Xuanji, dengan agak keki, menyambar roti itu dan memakan semuanya sendiri, tersedak dan cegukan, namun saat dia akhirnya berhasil meluruskan lehernya, tiba-tiba dia mengulurkan satu jari dan berkata serius pada Sifeng, “Apa kau tahu apa yang ingin aku makan saat ini?”
“Apa?”
“Kali terakhir, Linglong dan yang lainnya turun gunung dan membawa sejumlah kaki bebek dari Wisma Qing Xiang. Rasanya begitu lezat hingga aku tak bisa memakan apa pun yang lain selama tiga hari. Sekarang aku benar-benar ingin memakannya. Mulutku sudah berliur.”

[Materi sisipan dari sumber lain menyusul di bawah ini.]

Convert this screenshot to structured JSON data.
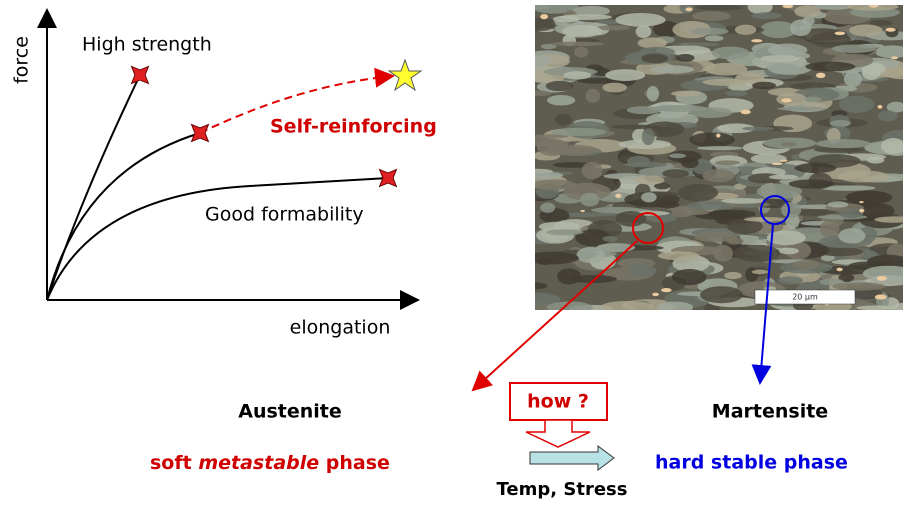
{
  "graph": {
    "y_axis_label": "force",
    "x_axis_label": "elongation",
    "curves": [
      "High strength",
      "Self-reinforcing",
      "Good formability"
    ]
  },
  "micrograph": {
    "scale_label": "20 µm"
  },
  "phases": {
    "left_name": "Austenite",
    "left_desc": [
      "soft",
      "metastable",
      "phase"
    ],
    "right_name": "Martensite",
    "right_desc": "hard stable phase"
  },
  "transition": {
    "question": "how ?",
    "driver": "Temp, Stress"
  }
}
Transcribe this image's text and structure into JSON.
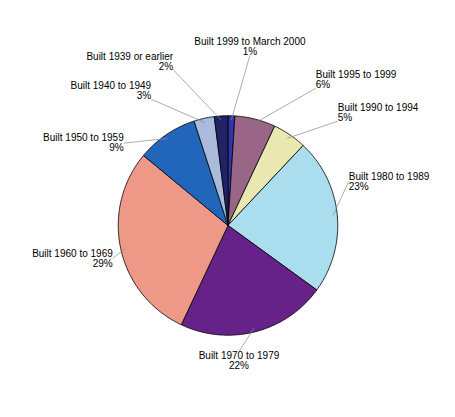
{
  "chart_data": {
    "type": "pie",
    "categories": [
      "Built 1999 to March 2000",
      "Built 1995 to 1999",
      "Built 1990 to 1994",
      "Built 1980 to 1989",
      "Built 1970 to 1979",
      "Built 1960 to 1969",
      "Built 1950 to 1959",
      "Built 1940 to 1949",
      "Built 1939 or earlier"
    ],
    "values": [
      1,
      6,
      5,
      23,
      22,
      29,
      9,
      3,
      2
    ],
    "value_labels": [
      "1%",
      "6%",
      "5%",
      "23%",
      "22%",
      "29%",
      "9%",
      "3%",
      "2%"
    ],
    "colors": [
      "#3333aa",
      "#996688",
      "#e8e8b0",
      "#aaddee",
      "#662288",
      "#ee9988",
      "#2266bb",
      "#aabbdd",
      "#222266"
    ],
    "data_labels": true
  }
}
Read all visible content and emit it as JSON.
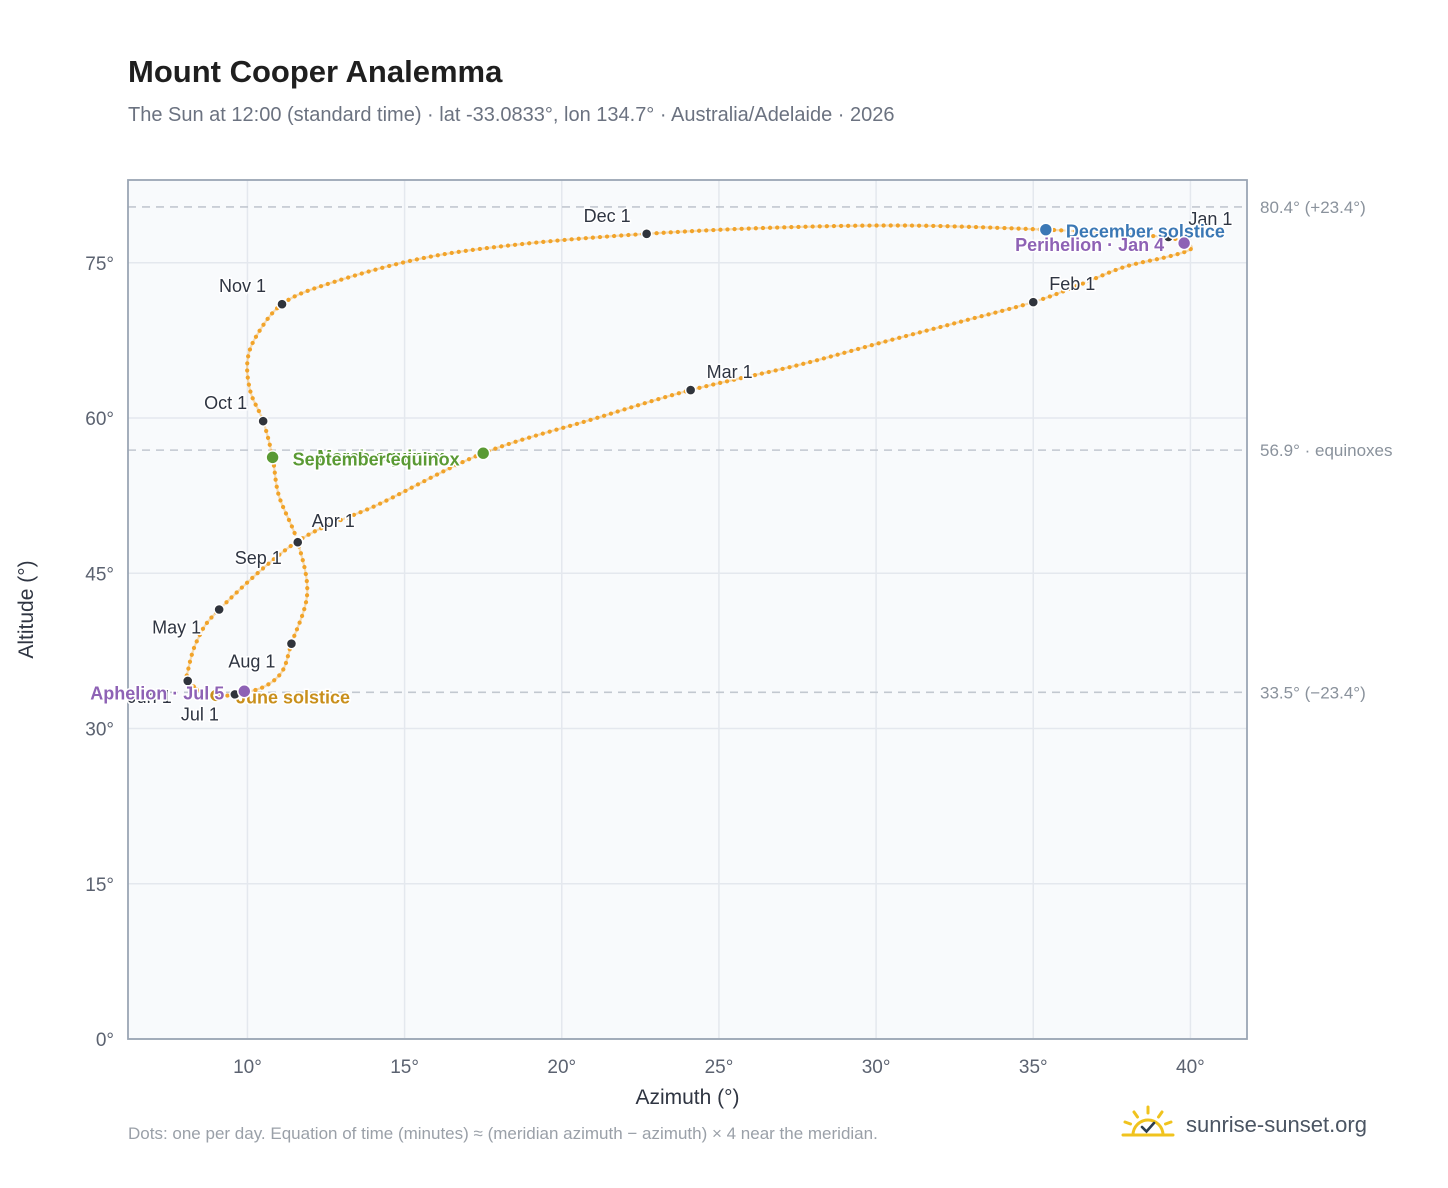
{
  "chart_data": {
    "type": "scatter",
    "title": "Mount Cooper Analemma",
    "subtitle": "The Sun at 12:00 (standard time) · lat -33.0833°, lon 134.7° · Australia/Adelaide · 2026",
    "xlabel": "Azimuth (°)",
    "ylabel": "Altitude (°)",
    "xlim": [
      6.2,
      41.8
    ],
    "ylim": [
      0,
      83
    ],
    "grid": true,
    "xticks": [
      10,
      15,
      20,
      25,
      30,
      35,
      40
    ],
    "xtick_labels": [
      "10°",
      "15°",
      "20°",
      "25°",
      "30°",
      "35°",
      "40°"
    ],
    "yticks": [
      0,
      15,
      30,
      45,
      60,
      75
    ],
    "ytick_labels": [
      "0°",
      "15°",
      "30°",
      "45°",
      "60°",
      "75°"
    ],
    "series": [
      {
        "curve_points_azimuth_altitude": [
          [
            39.3,
            77.5
          ],
          [
            39.9,
            76.9
          ],
          [
            40.0,
            76.3
          ],
          [
            39.3,
            75.6
          ],
          [
            37.9,
            74.6
          ],
          [
            36.5,
            72.9
          ],
          [
            35.0,
            71.2
          ],
          [
            32.8,
            69.4
          ],
          [
            30.3,
            67.4
          ],
          [
            27.5,
            65.1
          ],
          [
            24.1,
            62.7
          ],
          [
            21.0,
            59.9
          ],
          [
            17.5,
            56.6
          ],
          [
            14.2,
            51.7
          ],
          [
            11.6,
            48.1
          ],
          [
            9.1,
            41.5
          ],
          [
            8.4,
            38.5
          ],
          [
            8.1,
            35.5
          ],
          [
            8.1,
            34.6
          ],
          [
            8.5,
            33.7
          ],
          [
            9.1,
            33.2
          ],
          [
            9.6,
            33.3
          ],
          [
            10.5,
            34.0
          ],
          [
            11.1,
            35.5
          ],
          [
            11.4,
            38.2
          ],
          [
            11.9,
            43.0
          ],
          [
            11.6,
            48.0
          ],
          [
            11.0,
            52.5
          ],
          [
            10.8,
            56.2
          ],
          [
            10.5,
            59.7
          ],
          [
            10.1,
            62.5
          ],
          [
            10.0,
            65.5
          ],
          [
            10.3,
            68.0
          ],
          [
            11.1,
            71.0
          ],
          [
            12.5,
            72.9
          ],
          [
            15.5,
            75.4
          ],
          [
            18.7,
            76.8
          ],
          [
            22.7,
            77.8
          ],
          [
            26.8,
            78.4
          ],
          [
            31.0,
            78.6
          ],
          [
            35.4,
            78.2
          ],
          [
            37.6,
            77.8
          ],
          [
            39.3,
            77.5
          ]
        ]
      }
    ],
    "month_markers": [
      {
        "label": "Jan 1",
        "azimuth": 39.3,
        "altitude": 77.5
      },
      {
        "label": "Feb 1",
        "azimuth": 35.0,
        "altitude": 71.2
      },
      {
        "label": "Mar 1",
        "azimuth": 24.1,
        "altitude": 62.7
      },
      {
        "label": "Apr 1",
        "azimuth": 11.6,
        "altitude": 48.1
      },
      {
        "label": "May 1",
        "azimuth": 9.1,
        "altitude": 41.5
      },
      {
        "label": "Jun 1",
        "azimuth": 8.1,
        "altitude": 34.6
      },
      {
        "label": "Jul 1",
        "azimuth": 9.6,
        "altitude": 33.3
      },
      {
        "label": "Aug 1",
        "azimuth": 11.4,
        "altitude": 38.2
      },
      {
        "label": "Sep 1",
        "azimuth": 11.6,
        "altitude": 48.0
      },
      {
        "label": "Oct 1",
        "azimuth": 10.5,
        "altitude": 59.7
      },
      {
        "label": "Nov 1",
        "azimuth": 11.1,
        "altitude": 71.0
      },
      {
        "label": "Dec 1",
        "azimuth": 22.7,
        "altitude": 77.8
      }
    ],
    "events": [
      {
        "label": "December solstice",
        "azimuth": 35.4,
        "altitude": 78.2,
        "color": "#3b78b5"
      },
      {
        "label": "Perihelion · Jan 4",
        "azimuth": 39.8,
        "altitude": 76.9,
        "color": "#8e62b5"
      },
      {
        "label": "March equinox",
        "azimuth": 17.5,
        "altitude": 56.6,
        "color": "#5a9a34"
      },
      {
        "label": "September equinox",
        "azimuth": 10.8,
        "altitude": 56.2,
        "color": "#5a9a34"
      },
      {
        "label": "June solstice",
        "azimuth": 9.0,
        "altitude": 33.2,
        "color": "#c9901d"
      },
      {
        "label": "Aphelion · Jul 5",
        "azimuth": 9.9,
        "altitude": 33.6,
        "color": "#8e62b5"
      }
    ],
    "reference_lines": [
      {
        "altitude": 80.4,
        "label": "80.4° (+23.4°)"
      },
      {
        "altitude": 56.9,
        "label": "56.9° · equinoxes"
      },
      {
        "altitude": 33.5,
        "label": "33.5° (−23.4°)"
      }
    ],
    "colors": {
      "curve": "#f2a42a",
      "marker": "#30343c",
      "grid": "#e4e8ee",
      "plot_bg": "#f8fafc",
      "frame": "#9aa5b4",
      "ref_line": "#c2c8d0"
    }
  },
  "footnote": "Dots: one per day. Equation of time (minutes) ≈ (meridian azimuth − azimuth) × 4 near the meridian.",
  "brand": {
    "name": "sunrise-sunset.org",
    "icon": "sun-logo-icon"
  }
}
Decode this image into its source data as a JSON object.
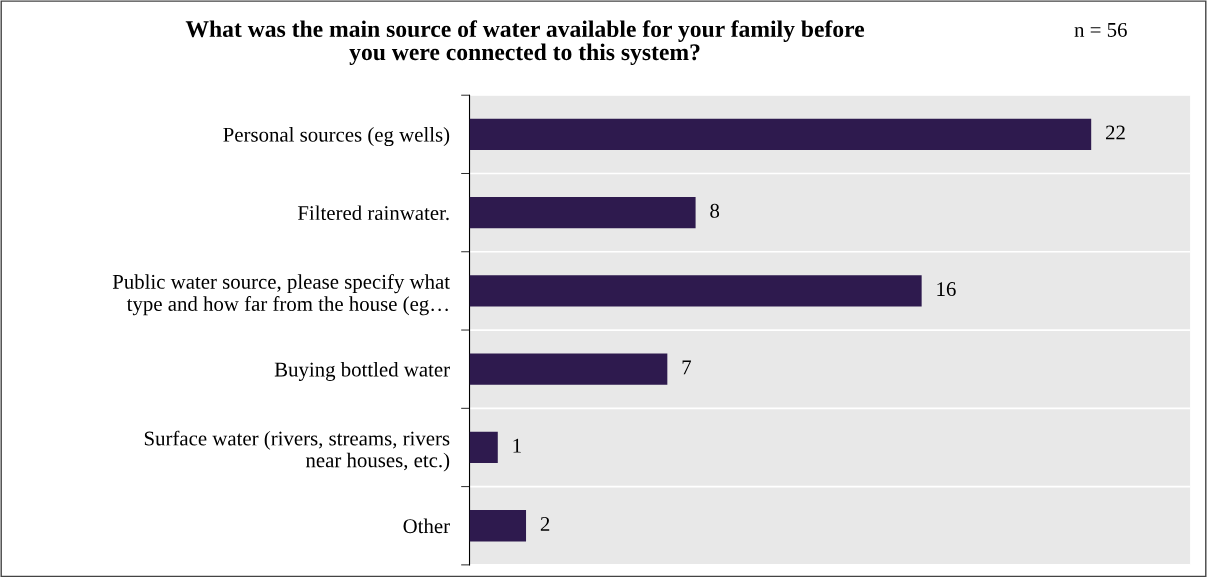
{
  "chart_data": {
    "type": "bar",
    "orientation": "horizontal",
    "title": "What was the main source of water available for your family before\nyou were connected to this system?",
    "annotations": [
      "n = 56"
    ],
    "categories": [
      "Personal sources (eg wells)",
      "Filtered rainwater.",
      "Public water source, please specify what\ntype and how far from the house (eg…",
      "Buying bottled water",
      "Surface water (rivers, streams, rivers\nnear houses, etc.)",
      "Other"
    ],
    "values": [
      22,
      8,
      16,
      7,
      1,
      2
    ],
    "color": "#2e1a4e",
    "xlim": [
      0,
      25.5
    ],
    "data_labels": true,
    "grid": "y"
  }
}
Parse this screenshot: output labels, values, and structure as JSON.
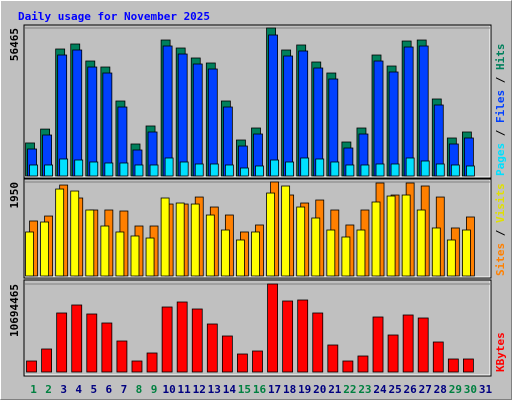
{
  "chart_data": [
    {
      "type": "bar",
      "title": "Daily usage for November 2025",
      "categories": [
        "1",
        "2",
        "3",
        "4",
        "5",
        "6",
        "7",
        "8",
        "9",
        "10",
        "11",
        "12",
        "13",
        "14",
        "15",
        "16",
        "17",
        "18",
        "19",
        "20",
        "21",
        "22",
        "23",
        "24",
        "25",
        "26",
        "27",
        "28",
        "29",
        "30",
        "31"
      ],
      "category_colors": [
        "#008040",
        "#008040",
        "#000080",
        "#000080",
        "#000080",
        "#000080",
        "#000080",
        "#008040",
        "#008040",
        "#000080",
        "#000080",
        "#000080",
        "#000080",
        "#000080",
        "#008040",
        "#008040",
        "#000080",
        "#000080",
        "#000080",
        "#000080",
        "#000080",
        "#008040",
        "#008040",
        "#000080",
        "#000080",
        "#000080",
        "#000080",
        "#000080",
        "#008040",
        "#008040",
        "#000080"
      ],
      "legend_separator": "/",
      "ylim": [
        0,
        56465
      ],
      "yticks": [
        56465
      ],
      "series": [
        {
          "name": "Pages",
          "color": "#00e0ff",
          "values": [
            4200,
            4200,
            6490,
            6100,
            5340,
            4960,
            4960,
            4200,
            4200,
            6870,
            5340,
            4580,
            4580,
            4200,
            3050,
            3820,
            6100,
            5340,
            6870,
            6490,
            5340,
            4200,
            4200,
            4580,
            4580,
            6870,
            5720,
            4580,
            4200,
            3820,
            null
          ]
        },
        {
          "name": "Files",
          "color": "#0040ff",
          "values": [
            10300,
            15640,
            46160,
            48070,
            41580,
            39290,
            26320,
            9920,
            16790,
            49600,
            46540,
            42730,
            40820,
            26320,
            11440,
            16020,
            53790,
            45780,
            47690,
            41200,
            37000,
            10680,
            16020,
            43870,
            39680,
            49210,
            49600,
            27090,
            12210,
            14500,
            null
          ]
        },
        {
          "name": "Hits",
          "color": "#00805c",
          "values": [
            12600,
            17900,
            48450,
            50360,
            43870,
            41580,
            28610,
            12210,
            19080,
            51880,
            48830,
            45020,
            43110,
            28610,
            13730,
            18310,
            56465,
            48070,
            49980,
            43490,
            39290,
            12970,
            18310,
            46160,
            41960,
            51500,
            51880,
            29380,
            14500,
            16790,
            null
          ]
        }
      ]
    },
    {
      "type": "bar",
      "ylim": [
        0,
        1950
      ],
      "yticks": [
        1950
      ],
      "series": [
        {
          "name": "Sites",
          "color": "#ff8000",
          "values": [
            1141,
            1244,
            1887,
            1618,
            1369,
            1369,
            1348,
            1037,
            1037,
            1493,
            1493,
            1638,
            1431,
            1265,
            913,
            1058,
            1950,
            1680,
            1514,
            1576,
            1369,
            1058,
            1369,
            1929,
            1680,
            1929,
            1867,
            1638,
            996,
            1224,
            null
          ]
        },
        {
          "name": "Visits",
          "color": "#ffff00",
          "values": [
            913,
            1120,
            1804,
            1763,
            1369,
            1037,
            913,
            830,
            788,
            1618,
            1514,
            1493,
            1265,
            954,
            747,
            913,
            1721,
            1867,
            1431,
            1203,
            954,
            809,
            954,
            1535,
            1659,
            1680,
            1369,
            996,
            747,
            954,
            null
          ]
        }
      ]
    },
    {
      "type": "bar",
      "ylim": [
        0,
        10694465
      ],
      "yticks": [
        10694465
      ],
      "series": [
        {
          "name": "KBytes",
          "color": "#ff0000",
          "values": [
            1336800,
            2795100,
            7170200,
            8142400,
            7048600,
            5954900,
            3767400,
            1336800,
            2309000,
            7899300,
            8507000,
            7656300,
            5833300,
            4375000,
            2187500,
            2552100,
            10694465,
            8628500,
            8750000,
            7170200,
            3281300,
            1336800,
            1944400,
            6684000,
            4496500,
            6927100,
            6562500,
            3645800,
            1579900,
            1579900,
            null
          ]
        }
      ]
    }
  ]
}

“Kau tahu Biji Teratai dan Sup Osmanthus di Restoran Enam Phoenix? Rasanya sangat manis dan lengket, kau akan merasa lapar tak peduli sudah berapa banyak pun yang kau makan.”
“Oh, aku juga ingin makan ayam potong dadu dengan kacang persik.”
“Kalau begitu aku akan makan bebek delapan pusaka.”
“Aku ingin… daging rusa panggang.”
“Dan aku akan makan mi sapi.”
Di tempat seterpencil ini, mereka tiba-tiba membicarakan soal makanan-makanan lezat dari berbagai tempat berbeda dengan antusiasme tinggi, dan mulut mereka pun menitikkan air liur serta perut mereka jadi lebih keroncongan lagi.
Xuanji mendesah, memejamkan matanya dan menggumam, “Sekarang… bahkan bila aku cuma punya susu keledai dan gorengan, maka sudah bagus….”
Yu Sifeng menunggu dalam waktu lama, dan ketika dia melihat bahwa Xuanji tak mengucapkan apa-apa lagi, dia pun berputar dan melihat kalau gadis itu sudah tertidur, bernapas dengan tenang. Dia pun menurunkan pandangannya, tidak tahu apa yang tengah terjadi dalam hatinya, dan akhirnya tak bisa menahan diri, dia pun merunduk dan mencium ringan pipi Xuanji.
“Xuanji…,” panggilnya lembut. Suara itu menggema di dalam gua yang kosong dan menyebar berputar-putar di dasar lidah dan hatinya.